空気が冷たかった。
あれほど昂っていた空気は形を潜め、足元をねぶるようになった。葉擦れの音が鳴り響く。
ここは暗い森の入り口。境界線の前で、アリスは揺らいでいた。白ウサギの言葉が脳裏を掠める。
――けれど、けれどそれでも。
どうしても森の中に入ってみたかった。次第に日は落ち始める。きっとそれまでに抜ければ良い。好奇心の前には危機感など何も意味を為さなかった。

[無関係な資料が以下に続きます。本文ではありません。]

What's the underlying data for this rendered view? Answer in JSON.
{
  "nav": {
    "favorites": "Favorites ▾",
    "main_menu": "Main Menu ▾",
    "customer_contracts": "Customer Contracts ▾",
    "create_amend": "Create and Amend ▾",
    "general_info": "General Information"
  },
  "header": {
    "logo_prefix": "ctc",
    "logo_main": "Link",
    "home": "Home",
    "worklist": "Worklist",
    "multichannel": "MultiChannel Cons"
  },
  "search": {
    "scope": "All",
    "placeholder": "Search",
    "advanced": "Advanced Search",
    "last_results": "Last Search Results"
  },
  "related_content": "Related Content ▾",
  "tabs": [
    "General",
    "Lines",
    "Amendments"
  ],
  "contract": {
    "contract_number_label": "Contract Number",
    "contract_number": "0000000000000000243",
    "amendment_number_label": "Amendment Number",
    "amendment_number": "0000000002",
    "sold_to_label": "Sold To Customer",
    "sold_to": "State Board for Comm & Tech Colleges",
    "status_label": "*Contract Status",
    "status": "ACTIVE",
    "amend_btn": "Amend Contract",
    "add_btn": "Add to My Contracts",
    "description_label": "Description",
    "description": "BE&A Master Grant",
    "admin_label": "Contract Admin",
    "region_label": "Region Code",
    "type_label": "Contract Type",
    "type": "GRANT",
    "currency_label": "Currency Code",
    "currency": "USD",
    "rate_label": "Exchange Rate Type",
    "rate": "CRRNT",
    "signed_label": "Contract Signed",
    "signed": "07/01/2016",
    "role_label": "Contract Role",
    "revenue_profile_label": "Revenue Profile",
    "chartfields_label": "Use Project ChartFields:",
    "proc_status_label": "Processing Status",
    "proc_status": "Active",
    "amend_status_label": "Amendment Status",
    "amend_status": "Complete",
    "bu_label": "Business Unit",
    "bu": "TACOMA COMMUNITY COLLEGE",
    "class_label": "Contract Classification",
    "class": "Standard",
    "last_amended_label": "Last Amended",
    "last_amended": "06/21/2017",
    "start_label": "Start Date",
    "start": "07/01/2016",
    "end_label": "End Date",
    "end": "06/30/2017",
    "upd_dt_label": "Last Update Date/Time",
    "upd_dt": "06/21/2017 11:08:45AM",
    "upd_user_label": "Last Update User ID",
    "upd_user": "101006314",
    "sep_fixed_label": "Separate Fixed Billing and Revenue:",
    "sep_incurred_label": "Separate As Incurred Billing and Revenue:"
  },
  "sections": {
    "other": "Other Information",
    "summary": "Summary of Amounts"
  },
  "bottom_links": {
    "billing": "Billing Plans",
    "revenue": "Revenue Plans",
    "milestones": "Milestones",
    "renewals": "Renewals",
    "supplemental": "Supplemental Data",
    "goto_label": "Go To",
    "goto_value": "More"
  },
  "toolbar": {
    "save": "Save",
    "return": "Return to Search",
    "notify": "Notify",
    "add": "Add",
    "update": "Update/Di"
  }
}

そうして、アリスは風に誘われる儘、森へと踏み入った。



***



「眩しい」

白ウサギがあれほど酷く言うのだ。一体どれ程の荒れ地かと思いつつ来てみたもののどうだ。そこは案外美しかった。
踏み均され出来上がった道は広く、その端には野苺や野薔薇が咲く。高い木々が聳えているが、それらは陽光を遮ることなく、行儀よく立ち並んでいる。
誰かが手入れしているように見えない、自然と出来上がっただけの素朴な美しさ。
それらを目の端で愉しみながら、アリスは歩を進め、

「分かれ道……」

に至った。
よくよく目を凝らせば、左側の道の奥にはうっすらと建物が見えた。



* * *



先程までは景色の一部だった建物が、対象物となる。左の道を選んで歩くこと数分。アリスの目の前には屋敷が現れた。門扉は無く、庭と森の境界は不明。
アリスがふらりと視線を流せば、その先には(おそらく)庭で茶を愉しむ人影があった。

「こんにちはお嬢さん」

声を掛けられ振り返ったのは、頭上に乗ったティーポット型ミニハットが特徴的な美少女だった。